Congressmen tended to discuss criticism within the party damaging its prospects


  • Party leader in Rajasthan would be someone who the people wanted: Sonia
  • People's problems had increased manifold after the BJP came to power, she says

    — Photo: PTI



    ENTHUSING THE CADRE: Congress president Sonia Gandhi inaugurating the party's State-level training camp near Jaipur on Monday. The former Rajasthan Chief Minister, Ashok Gehlot, is seen behind her.

    JAIPUR: Congress president Sonia Gandhi on Monday said more than the anti-incumbency factor it was differences among partymen that led to the voting out of the Congress governments in the States from power.

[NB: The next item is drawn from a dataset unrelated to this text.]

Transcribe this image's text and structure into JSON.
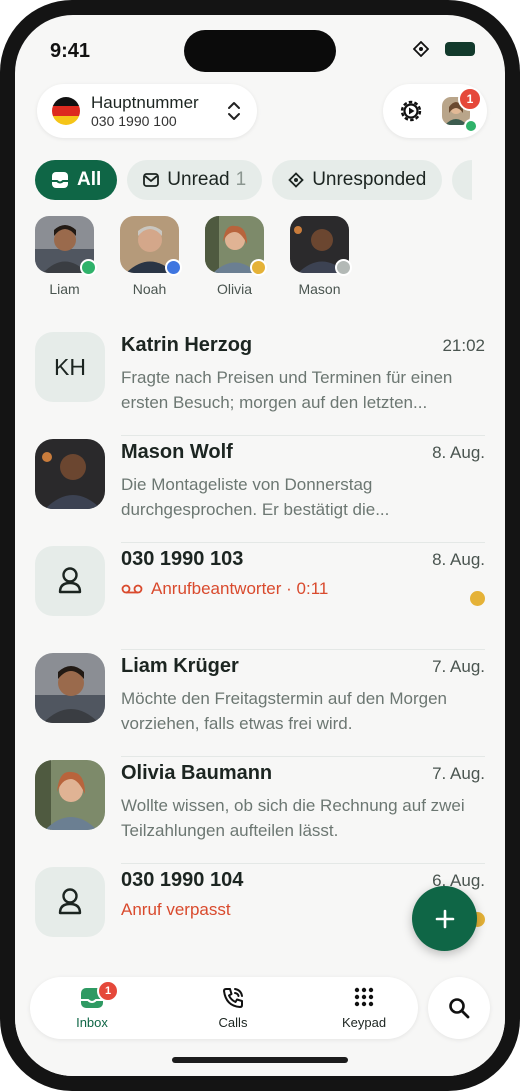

Instead of keeping party criticism within the organisation, Congressmen tended to discuss it in the open damaging the party's prospects in the elections, she said addressing a workers "political training camp" at Rajiv Nagar in Padampura, 30 kms from the Rajasthan capital.

    What the Congress president told the 600-odd gathering of party functionaries from the Pradesh Congress Committee level to the bloc level perhaps applied to all Congress governments that faced defeat in the recent past. But it suited Rajasthan best where the party, which went to polls in 2003 with full confidence of returning to power, lost two-third of the seats it had held.

    Being in power was not always the reason for losing elections. "Our own people make critical comments on our own governments. The Congress is a big party. Criticism has to be kept within the organisation," Ms. Gandhi said in her 14-minute speech.

    She touched upon national topics such as price rise, the National Rural Employment Guarantee Scheme, the Right to Information, the relevance of the Congress party in the present and the partymen's need to have faith in the Congress ideology.

    "We have to stop the internal squabbles in the party. The differences cannot be treated like enmity to one another," Ms. Gandhi said.

    She advised party leaders to continue dialogue to reduce distances.

    Talking specifically in the context of Rajasthan, Ms. Gandhi said the party leader would be someone the people wanted. "We have to keep this in mind in Rajasthan. The leader is the one who the people want," she said.